El miedo se desliza por mi espalda y me acuerdo del verano en el que Lynda atrapó un ratón en nuestra caravana y lo mirábamos encogido en el fondo de una caja de Corn Flakes. Cuando le pasé el dedo por el lomo, se estremeció, jadeando al triple de velocidad. Me siento tan atrapada e indefensa como aquel ratón, mi destino está en manos de otro, sin excusa que justifique por qué estoy en mitad de la noche debajo de un mueble en unas oficinas cerradas. Con amargo pesar, deseo que Paul no me hubiera despertado aquel lunes, que hubiera sollozado y gemido a solas, que nunca hubiera turbado mi paz interior.

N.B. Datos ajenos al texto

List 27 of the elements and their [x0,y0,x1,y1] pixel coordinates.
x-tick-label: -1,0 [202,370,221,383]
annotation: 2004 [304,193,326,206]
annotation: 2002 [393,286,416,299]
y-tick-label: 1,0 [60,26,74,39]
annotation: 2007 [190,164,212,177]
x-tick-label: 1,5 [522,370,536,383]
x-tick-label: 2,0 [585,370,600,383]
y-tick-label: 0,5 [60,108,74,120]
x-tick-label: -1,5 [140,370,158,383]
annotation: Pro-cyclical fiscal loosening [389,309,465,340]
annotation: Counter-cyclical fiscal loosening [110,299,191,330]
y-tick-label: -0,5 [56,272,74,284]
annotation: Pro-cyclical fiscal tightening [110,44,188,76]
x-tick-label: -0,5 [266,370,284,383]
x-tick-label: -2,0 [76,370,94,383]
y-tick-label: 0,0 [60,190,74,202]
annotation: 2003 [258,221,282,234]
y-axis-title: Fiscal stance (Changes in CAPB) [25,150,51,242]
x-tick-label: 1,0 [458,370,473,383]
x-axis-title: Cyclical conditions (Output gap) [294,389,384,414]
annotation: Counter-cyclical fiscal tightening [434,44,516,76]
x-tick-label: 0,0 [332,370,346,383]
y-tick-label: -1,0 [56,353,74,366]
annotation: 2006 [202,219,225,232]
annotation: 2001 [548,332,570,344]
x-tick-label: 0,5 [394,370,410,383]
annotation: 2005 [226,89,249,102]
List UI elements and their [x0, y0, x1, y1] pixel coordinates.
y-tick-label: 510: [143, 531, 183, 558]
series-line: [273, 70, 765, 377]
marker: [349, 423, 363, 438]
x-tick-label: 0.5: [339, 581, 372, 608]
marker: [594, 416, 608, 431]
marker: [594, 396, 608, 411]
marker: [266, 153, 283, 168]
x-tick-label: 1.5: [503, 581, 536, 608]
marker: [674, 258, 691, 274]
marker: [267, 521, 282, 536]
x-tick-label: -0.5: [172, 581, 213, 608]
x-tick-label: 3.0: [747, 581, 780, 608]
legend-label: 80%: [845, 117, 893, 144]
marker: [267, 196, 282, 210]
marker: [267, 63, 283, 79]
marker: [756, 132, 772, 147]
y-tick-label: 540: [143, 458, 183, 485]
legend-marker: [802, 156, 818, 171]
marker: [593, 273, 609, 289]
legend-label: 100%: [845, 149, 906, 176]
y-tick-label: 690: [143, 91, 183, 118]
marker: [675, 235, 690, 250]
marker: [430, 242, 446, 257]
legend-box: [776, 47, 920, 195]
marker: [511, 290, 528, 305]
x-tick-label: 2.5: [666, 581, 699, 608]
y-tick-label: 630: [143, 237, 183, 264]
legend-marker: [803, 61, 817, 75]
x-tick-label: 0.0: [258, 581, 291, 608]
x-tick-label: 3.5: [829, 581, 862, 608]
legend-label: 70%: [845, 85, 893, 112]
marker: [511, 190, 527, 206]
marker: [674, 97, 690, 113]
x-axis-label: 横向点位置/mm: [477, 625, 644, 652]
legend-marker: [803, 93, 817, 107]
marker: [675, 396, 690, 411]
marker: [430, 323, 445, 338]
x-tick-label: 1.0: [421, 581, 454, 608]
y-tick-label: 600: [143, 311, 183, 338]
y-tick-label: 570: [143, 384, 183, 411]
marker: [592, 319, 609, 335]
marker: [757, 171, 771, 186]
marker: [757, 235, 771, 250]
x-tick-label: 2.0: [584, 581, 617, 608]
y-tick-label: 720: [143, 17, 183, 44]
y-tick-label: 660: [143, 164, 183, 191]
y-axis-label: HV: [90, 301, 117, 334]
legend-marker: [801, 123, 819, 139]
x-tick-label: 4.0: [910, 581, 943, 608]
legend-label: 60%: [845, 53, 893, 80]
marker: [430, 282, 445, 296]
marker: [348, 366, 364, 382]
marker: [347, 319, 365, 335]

Asomo la cabeza con mucho cuidado cuando oigo el golpear de una silla cerca de la ventana. La figura se dirige hacia una sala de reuniones que queda a mi derecha a lo lejos, de modo que rodeo a gatas el escritorio de John. A unas diez mesas de distancia se puede ver la puerta principal. Cuando nos cansamos de maltratar al ratón, entre grititos de exclamación, Lynda dejó la caja de cereales junto a un árbol y esperamos a que el instinto de la criatura la impulsara a echar a correr para salvar la vida. No lo hizo, el pobre ratón estaba paralizado de terror. La puerta de la sala de reuniones se cierra con un chirrido y veo una silueta oscura alejándose hacia los aseos. Adopto la postura de una velocista sobre sus tacos, el cristal de la puerta principal se destaca ante mí en la penumbra, sé que se abre hacia fuera. Lynda acabó aburriéndose de mirar el rojo y el verde chillones del gallo cacareante de la caja de cereales y, lanzando un grito, le dio una patada a la caja, que salió volando por los aires mientras yo gritaba y salía pitando hacia la caravana. No miré hacia atrás. No quiero ser como aquel ratón, que esperaba su destino sin hacer nada.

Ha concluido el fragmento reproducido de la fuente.